その皮膚炎が膿瘍を形成して、やがて皮膚に穴が開くのですが(化膿性ろう孔)重度になると、その穴が多数開口し、各々がアリの巣状に繋がるようになります。
その状態が更に進行すると、ろう孔は皮下組織、筋肉へと深部にまで及び、直腸や腹腔にまで達するようになります。

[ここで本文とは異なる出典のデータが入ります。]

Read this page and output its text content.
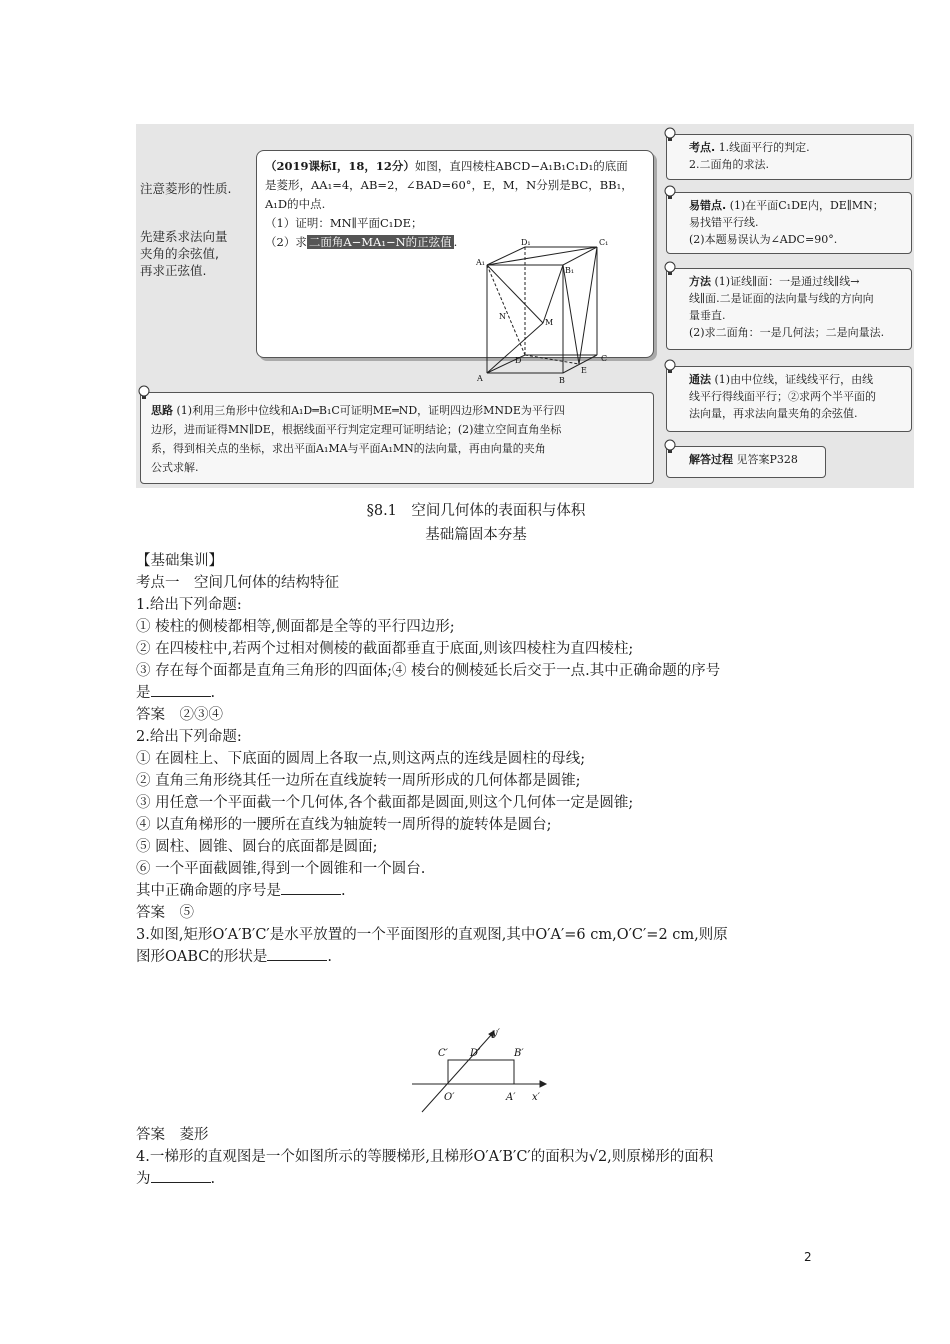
注意菱形的性质.
先建系求法向量
夹角的余弦值,
再求正弦值.

（2019课标Ⅰ，18，12分）如图，直四棱柱ABCD−A₁B₁C₁D₁的底面

是菱形，AA₁=4，AB=2，∠BAD=60°，E，M，N分别是BC，BB₁，

A₁D的中点.

（1）证明：MN∥平面C₁DE；

（2）求 二面角A−MA₁−N的正弦值 .	D₁	C₁
A₁
B₁
N
M
D	C
A	B
E
考点. 1.线面平行的判定.
2.二面角的求法.
易错点. (1)在平面C₁DE内，DE∥MN；
易找错平行线.
(2)本题易误认为∠ADC=90°.
方法 (1)证线∥面：一是通过线∥线→
线∥面.二是证面的法向量与线的方向向
量垂直.
(2)求二面角：一是几何法；二是向量法.
通法 (1)由中位线，证线线平行，由线
线平行得线面平行；②求两个半平面的
法向量，再求法向量夹角的余弦值.
解答过程 见答案P328
思路 (1)利用三角形中位线和A₁D═B₁C可证明ME═ND，证明四边形MNDE为平行四
边形，进而证得MN∥DE，根据线面平行判定定理可证明结论；(2)建立空间直角坐标
系，得到相关点的坐标，求出平面A₁MA与平面A₁MN的法向量，再由向量的夹角
公式求解.
§8.1　空间几何体的表面积与体积
基础篇固本夯基
【基础集训】
考点一　空间几何体的结构特征
1.给出下列命题:
① 棱柱的侧棱都相等,侧面都是全等的平行四边形;
② 在四棱柱中,若两个过相对侧棱的截面都垂直于底面,则该四棱柱为直四棱柱;
③ 存在每个面都是直角三角形的四面体;④ 棱台的侧棱延长后交于一点.其中正确命题的序号
是	.
答案　②③④
2.给出下列命题:
① 在圆柱上、下底面的圆周上各取一点,则这两点的连线是圆柱的母线;
② 直角三角形绕其任一边所在直线旋转一周所形成的几何体都是圆锥;
③ 用任意一个平面截一个几何体,各个截面都是圆面,则这个几何体一定是圆锥;
④ 以直角梯形的一腰所在直线为轴旋转一周所得的旋转体是圆台;
⑤ 圆柱、圆锥、圆台的底面都是圆面;
⑥ 一个平面截圆锥,得到一个圆锥和一个圆台.
其中正确命题的序号是	.
答案　⑤
3.如图,矩形O′A′B′C′是水平放置的一个平面图形的直观图,其中O′A′=6 cm,O′C′=2 cm,则原
图形OABC的形状是	.
y′
C′ D′	B′
O′	A′ x′
答案　菱形
4.一梯形的直观图是一个如图所示的等腰梯形,且梯形O′A′B′C′的面积为√2,则原梯形的面积
为	.
2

症状は肛門嚢炎とほぼ同じですが、排便困難や便秘、下痢、あるいは便の失禁などを呈し、やがて食欲不振や発熱などになる動物もいます。
<治療>
肛門嚢炎に関しては、初期でしたら、たまった肛門嚢の内容物を排出させると同時に内服薬や外用薬の投与で治癒することもあります。
しかし皮膚が破れて化膿した膿汁が出ている場合は、創口からの洗浄と消毒が必要になってきます。
肛門ろう孔に関しては、程度によっては外科的処置により、壊死(炎症が進んで細胞が死んだ状態)した組織を切除しなくてはならない事があります。
ただ、手術後に便失禁や肛門狭窄を起したり、肛門ろう孔を再発する場合もあります。
<予防>
いずれにせよ、動物に上の症状が起きてないかよく観察する必要があります。
また、初期であれば肛門部を床に擦り付ける仕草をする時は、肛門嚢炎におちいる一歩手前であり、導管(嚢にある内容物の出口)がつまっている為にうまく排出されていなくて、分泌物が溜まっているだけの時がよくあります。
そのような時は、肛門にティッシュを当てて、肛門嚢の内容物を搾り出すようにして排出させることにより、肛門嚢炎の予防が出来ます。
もしご自分で出来ないような時は、掛かり付けの獣医師(もしくはトリマーさん)に依頼するか、先の事を考えてご自分で出来るように搾り方を教えてもらってください。
因みに、肛門嚢の内容物は一般的には排便時に出るのですが、導管が塞がりがちな子達や肛門括約筋が低下していて、排便時に排出でき難い子達に関しては、月に一度の肛門嚢の排出をお薦めしています。